Я не знаю, какие у Довлатова были смертные-предсмертные видения на этот раз, но вспоминаю те, которые он пересказывал мне по телефону в один из предыдущих запоев, и я, будучи юзер, как любой писатель, использовал их в моем романе, Сережа похвалил меня за них, но добавил, что роман все равно не вытягивает. Именно тогда мы с ним и обменялись негативными комплиментами — он об «Операции „Мавзолей“», я об «Иностранке». По нулям.

«Нет, не страх, а ужас…» — его собственные слова, когда он мне названивал из Бруклина. Что-то про скорый поезд, который не останавливается на той станции, на которой он оказался, а ему на этот поезд позарез, и вот — чудо! — поезд этот замедляет ход.

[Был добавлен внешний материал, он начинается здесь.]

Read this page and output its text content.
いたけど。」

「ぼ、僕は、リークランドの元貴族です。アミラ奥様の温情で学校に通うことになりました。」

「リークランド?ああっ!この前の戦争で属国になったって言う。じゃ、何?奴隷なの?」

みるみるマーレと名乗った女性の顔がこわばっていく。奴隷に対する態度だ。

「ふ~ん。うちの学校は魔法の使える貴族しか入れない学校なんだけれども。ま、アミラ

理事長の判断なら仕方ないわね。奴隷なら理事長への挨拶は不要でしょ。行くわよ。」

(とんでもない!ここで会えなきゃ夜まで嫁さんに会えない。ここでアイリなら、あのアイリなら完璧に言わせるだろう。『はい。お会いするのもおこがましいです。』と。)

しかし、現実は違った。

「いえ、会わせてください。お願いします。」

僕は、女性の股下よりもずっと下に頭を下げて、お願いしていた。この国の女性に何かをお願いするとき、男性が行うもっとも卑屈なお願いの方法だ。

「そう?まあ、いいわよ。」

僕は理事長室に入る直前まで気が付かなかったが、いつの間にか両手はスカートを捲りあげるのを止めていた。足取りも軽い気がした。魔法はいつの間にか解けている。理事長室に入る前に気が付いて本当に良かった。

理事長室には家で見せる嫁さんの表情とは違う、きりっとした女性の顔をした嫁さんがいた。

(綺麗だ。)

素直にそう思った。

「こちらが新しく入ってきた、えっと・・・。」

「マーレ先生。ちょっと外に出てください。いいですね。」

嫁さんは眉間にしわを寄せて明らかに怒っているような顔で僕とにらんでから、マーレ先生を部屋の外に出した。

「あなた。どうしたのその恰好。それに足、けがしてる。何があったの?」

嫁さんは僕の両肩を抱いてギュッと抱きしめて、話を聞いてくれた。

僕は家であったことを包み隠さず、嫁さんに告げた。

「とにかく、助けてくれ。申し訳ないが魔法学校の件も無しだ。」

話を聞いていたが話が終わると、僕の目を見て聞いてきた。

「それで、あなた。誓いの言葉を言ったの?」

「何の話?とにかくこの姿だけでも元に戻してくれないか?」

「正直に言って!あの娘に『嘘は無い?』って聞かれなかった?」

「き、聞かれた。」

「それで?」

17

— Я стою на платформе, на которой нет никого, кроме меня, но поезд каким-то странным образом не удаляется, а отдаляется от платформы, как будто невидимый стрелочник переводит его на соседнюю ветку. Я спрыгнул с платформы и бегу через рельсы, поезд тормозит, и это товарняк. Какой-то человек с лязгом отодвигает дверной засов специально для меня, а там коровы на убой. Я просыпаюсь, я спасен, но я продолжаю спать, это я проснулся во сне, мне снится другой сон наяву, как некий маленький человек — нет, не вы, Володя, незнакомец! — руки в брюки, а когда он вынимает их из карманов, в каждой руке у него огромный стоячий член, и он размахивает ими перед моим носом, что бы это значило, Володя, вы у нас специалист по Фрейду? А потом, наоборот, здоровенный амбал, больше, чем человек, насилует мою жену — не по страсти или похоти, а токмо по дикой злобе. Она плачет тихо и безнадежно, и я не могу ничем помочь, потому что это я насилую Лену за то, что она меня ненавидит, и это не во сне, а наяву. Я весь в сперме, противно, с детства не было поллюций, а здесь весь в сперме и блевоте, и Аля за мной убирает и ведет в душ.

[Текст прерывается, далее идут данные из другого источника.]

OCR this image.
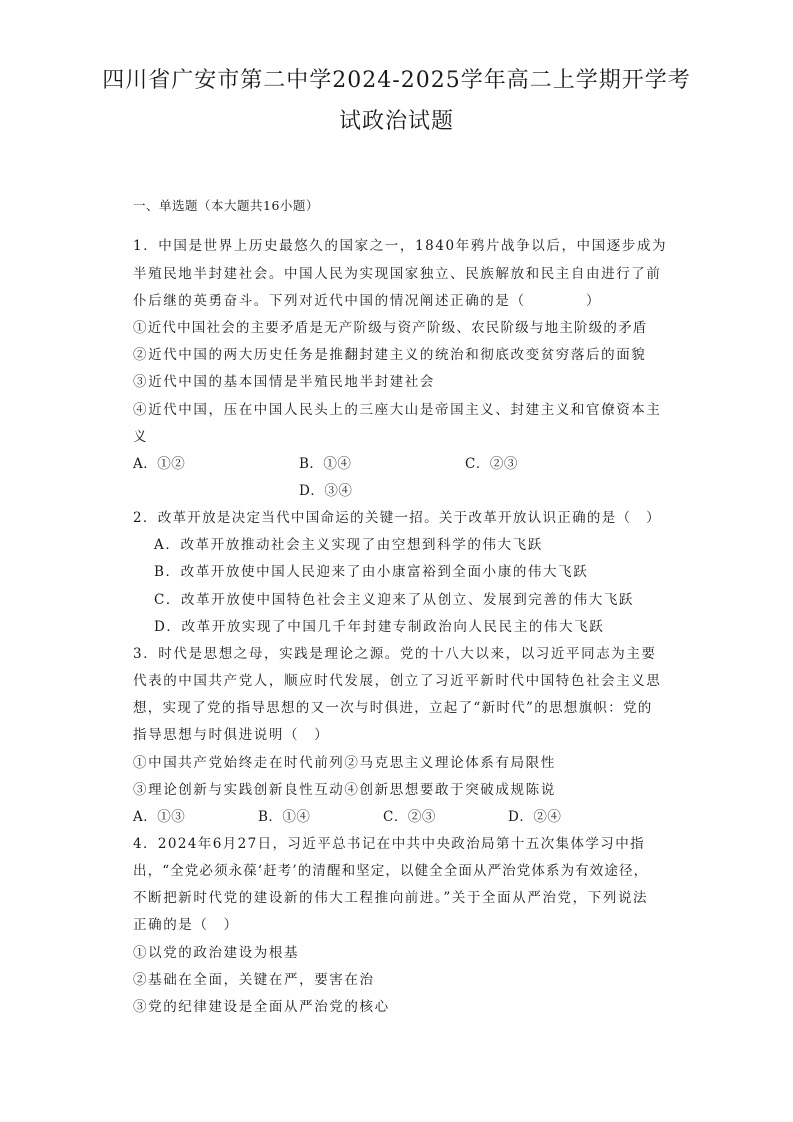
四川省广安市第二中学2024-2025学年高二上学期开学考
试政治试题
一、单选题（本大题共16小题）
1．中国是世界上历史最悠久的国家之一，1840年鸦片战争以后，中国逐步成为
半殖民地半封建社会。中国人民为实现国家独立、民族解放和民主自由进行了前
仆后继的英勇奋斗。下列对近代中国的情况阐述正确的是（　　　　）
①近代中国社会的主要矛盾是无产阶级与资产阶级、农民阶级与地主阶级的矛盾
②近代中国的两大历史任务是推翻封建主义的统治和彻底改变贫穷落后的面貌
③近代中国的基本国情是半殖民地半封建社会
④近代中国，压在中国人民头上的三座大山是帝国主义、封建主义和官僚资本主
义
A．①②	B．①④	C．②③
D．③④
2．改革开放是决定当代中国命运的关键一招。关于改革开放认识正确的是（　）
A．改革开放推动社会主义实现了由空想到科学的伟大飞跃
B．改革开放使中国人民迎来了由小康富裕到全面小康的伟大飞跃
C．改革开放使中国特色社会主义迎来了从创立、发展到完善的伟大飞跃
D．改革开放实现了中国几千年封建专制政治向人民民主的伟大飞跃
3．时代是思想之母，实践是理论之源。党的十八大以来，以习近平同志为主要
代表的中国共产党人，顺应时代发展，创立了习近平新时代中国特色社会主义思
想，实现了党的指导思想的又一次与时俱进，立起了“新时代”的思想旗帜：党的
指导思想与时俱进说明（　）
①中国共产党始终走在时代前列②马克思主义理论体系有局限性
③理论创新与实践创新良性互动④创新思想要敢于突破成规陈说
A．①③	B．①④	C．②③	D．②④
4．2024年6月27日，习近平总书记在中共中央政治局第十五次集体学习中指
出，“全党必须永葆‘赶考’的清醒和坚定，以健全全面从严治党体系为有效途径，
不断把新时代党的建设新的伟大工程推向前进。”关于全面从严治党，下列说法
正确的是（　）
①以党的政治建设为根基
②基础在全面，关键在严，要害在治
③党的纪律建设是全面从严治党的核心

Так было и на этот раз. Душ не помог, Довлатову было все хуже и хуже, Аля вызвала «скорую», Сережу заставили приседать, а потом уложили на спину и накрепко пристегнули ремнями к носилкам. Але не позволили поехать с ним, потому как она ему никто.

Слово Иосифу Бродскому:

«Не думаю, что Сережина жизнь могла быть прожита иначе; думаю только, что конец ее мог быть иным, менее ужасным. Столь кошмарного конца — в удушливый летний день, в машине „скорой помощи“ в Бруклине, с хлынувшей горлом кровью и двумя пуэрториканскими придурками в качестве санитаров — он бы сам никогда не написал: не потому, что не предвидел, но потому, что питал неприязнь к чересчур сильным эффектам».